A new study tackles the question of how to make work from home work for you.
By: Susan Krauss Whitbourne Ph.D.
Posted May 26, 2020
Are you better able to use your time now that you don’t have to physically commute? Depending on how far you live from your workplace, you could be saving precious time that you can now spend on family, recreation, or just plain de-stressing. If your job involved overnight travel, the time and energy savings are even greater.
Just as your clock now has hours added back into it, your clothing and grooming budget may be growing as well. No longer do you have to worry about your work clothes, or at least the work clothes not visible on videocalls. Even if hair salons and barbers are opening their doors again, you may feel that booking an expensive trim or color job may not be worth it. Yes, you’re losing out on some enjoyable forms of diversion, but maybe you feel it’s nice not to be forced into having to spend your hard-earned dollars just to keep up your appearance.

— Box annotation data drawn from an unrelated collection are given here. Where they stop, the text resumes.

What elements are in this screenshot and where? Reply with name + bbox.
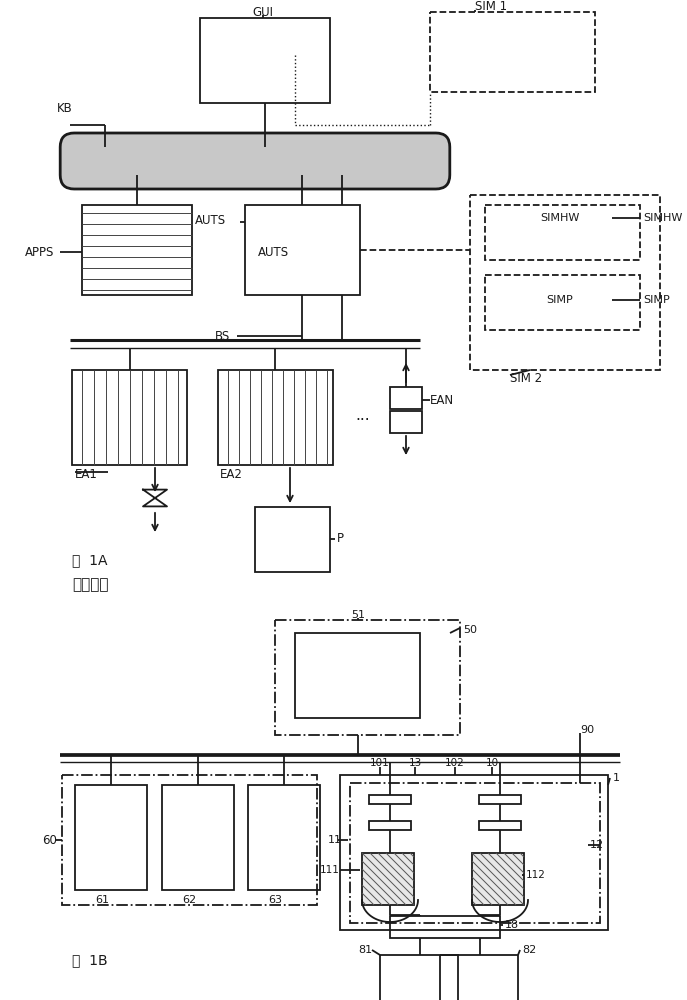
Text: GUI: GUI [253,5,273,18]
Bar [295,633,420,718]
Text: 62: 62 [182,895,196,905]
FancyBboxPatch shape [60,133,450,189]
Text: 90: 90 [580,725,594,735]
Text: EA2: EA2 [220,468,243,482]
Text: ...: ... [355,408,370,422]
Bar [472,853,524,905]
Text: 图  1B: 图 1B [72,953,108,967]
Bar [72,370,187,465]
Bar [248,785,320,890]
Text: 18: 18 [505,920,519,930]
Bar [162,785,234,890]
Bar [75,785,147,890]
Text: BS: BS [215,330,230,342]
Text: 81: 81 [358,945,372,955]
Text: 63: 63 [268,895,282,905]
Text: 图  1A: 图 1A [72,553,107,567]
Text: EAN: EAN [430,393,454,406]
Bar [430,12,595,92]
Bar [255,507,330,572]
Text: 50: 50 [463,625,477,635]
Bar [390,916,500,938]
Bar [390,411,422,433]
Text: P: P [337,532,344,546]
Text: AUTS: AUTS [195,214,226,227]
Bar [485,275,640,330]
Bar [350,783,600,923]
Bar [62,775,317,905]
Bar [479,795,521,804]
Bar [340,775,608,930]
Bar [200,18,330,103]
Bar [440,955,518,1000]
Text: SIM 1: SIM 1 [475,0,507,13]
Text: SIM 2: SIM 2 [510,371,542,384]
Text: EA1: EA1 [75,468,98,482]
Text: 12: 12 [590,840,604,850]
Text: 112: 112 [526,870,546,880]
Bar [218,370,333,465]
Text: 现有技术: 现有技术 [72,578,109,592]
Text: SIMHW: SIMHW [643,213,682,223]
Bar [362,853,414,905]
Bar [380,955,458,1000]
Text: SIMHW: SIMHW [540,213,580,223]
Text: 61: 61 [95,895,109,905]
Text: SIMP: SIMP [547,295,574,305]
Text: 1: 1 [613,773,620,783]
Bar [369,821,411,830]
Text: 51: 51 [351,610,365,620]
Text: 101: 101 [370,758,390,768]
Text: APPS: APPS [25,245,54,258]
Bar [390,387,422,409]
Text: 82: 82 [522,945,537,955]
Text: SIMP: SIMP [643,295,670,305]
Text: 111: 111 [320,865,340,875]
Bar [245,205,360,295]
Bar [485,205,640,260]
Text: 60: 60 [42,834,57,846]
Bar [369,795,411,804]
Text: AUTS: AUTS [258,245,289,258]
Text: 102: 102 [445,758,465,768]
Text: 11: 11 [328,835,342,845]
Bar [470,195,660,370]
Text: 10: 10 [486,758,499,768]
Text: KB: KB [57,102,73,114]
Bar [82,205,192,295]
Bar [275,620,460,735]
Text: 13: 13 [408,758,422,768]
Bar [479,821,521,830]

Even though you now technically have more time and energy to devote to your job, without all the trimmings and trappings, it may occur to you that your ability to focus is fading. There may be kids at home who need feeding and perhaps schooling, and even if you don’t have a family, the temptations to avoid work seem to be everywhere. In the workplace, you had some distractions in the form of water cooler chats and lunchtime breaks, but these never held the allure of unsupervised time online shopping, videogaming, or just plain napping.

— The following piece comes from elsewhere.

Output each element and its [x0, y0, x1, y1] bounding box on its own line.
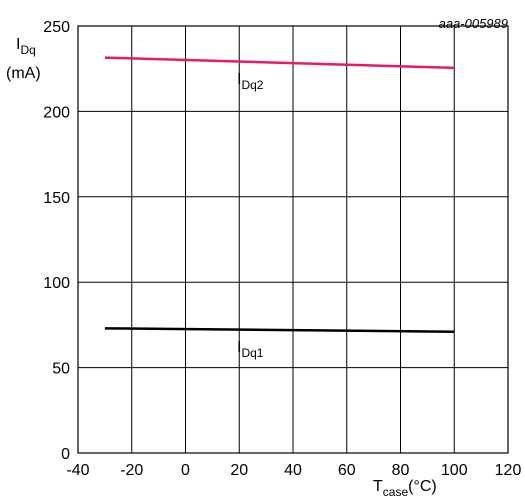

It should come as no wonder that, with this list of pluses and minuses (and more), businesses are wondering what they may be gaining or losing in this new workplace environment. Some may be saving money by not having to maintain an office space, and bosses themselves find their expense accounts accumulating cash for perhaps the first time ever. But are they getting as much out of you as they can?
Boston Globe correspondent Scott Kirsner, in a May 2020 column, tackled this question by consulting the work of technology industry analyst Rebecca Wetteman, who surveyed 325 work-at-homers, half of whom were in the WFH category for the first time. The findings suggested that the drop in productivity associated with their new-found status amounted to about 1%; surprisingly, people with children showed less of a drop (2%) than those with no one but themselves to care for (a 3% drop). Citing the “lack of a babysitter principle” for the adults, not the kids, Wetteman speculated that people living alone were more easily lured into streaming Netflix and checking on their Twitter feed.
People estimating their own productivity loss are hardly the most reliable sources. What do their bosses say? Though it’s too soon to know for sure, Wetteman reports that the supervisors echo what their workers say, but only for short-term productivity. Over the long term, as companies start to lose some of the occasionally productive water-cooler chat, it’s possible that the WFH effect could start to show a decidedly downward turn, at least in some industries.
The jury may still be out on hard company data, but studies on the psychology of the WFH effect can provide insight into what factors could contribute to better productivity among teleworkers compared to workers in ordinary workplace environments. A workplace that requires you to follow a strict set of on-the-job behavioral controls might be able to enforce compliance with certain guidelines, but at what psychological cost? Without these controls, could you be more productive because you have more energy overall and are just happier?
The effort involved in meeting those SCDs can take its toll on your psychological health through ego depletion, or “feelings of exhaustion, low willpower, and reduced capacity for self-control” (p. 326). Forced to perform according to those SCDs in the workplace, you return home mentally exhausted. The only way to resist the harmful impact of SCDs on your equilibrium is to detach psychologically from work, allowing you to recover in your non-work hours.
Using a daily diary approach which tracked daily variations in SCDs with resulting variations in “subjective vitality” at home, the German researchers recruited 86 participants (64% female) employed in jobs ranging from care workers to consultants, ranging in age from 18 to 63 years old with an average of 40. Twice over 10 consecutive working days, they completed online questionnaires asking them to report on the SCDs they encountered at work such as having to suppress anger, resist distractions, and overcome inner resistance to unpleasant job tasks. In the evening, they rated their ability to concentrate (ego depletion), feelings of energy, and ability to detach from the job.
On the negative side, days with high levels of SCDs served to lower feelings of vitality via the proposed route of ego depletion. In other words, participants simply felt exhausted by the emotional demands of their jobs. The only protective device they had was to distance themselves mentally from their jobs, placing it on the back burner in their sense of personal priorities.
To sum up, when tallying the WFH productivity scorecard, it may be worth taking into account the role of stress in the physical workplace as a factor that you no longer have to face. As your psychological investment increases, so too can your feelings of fulfillment both in your job and in your home life.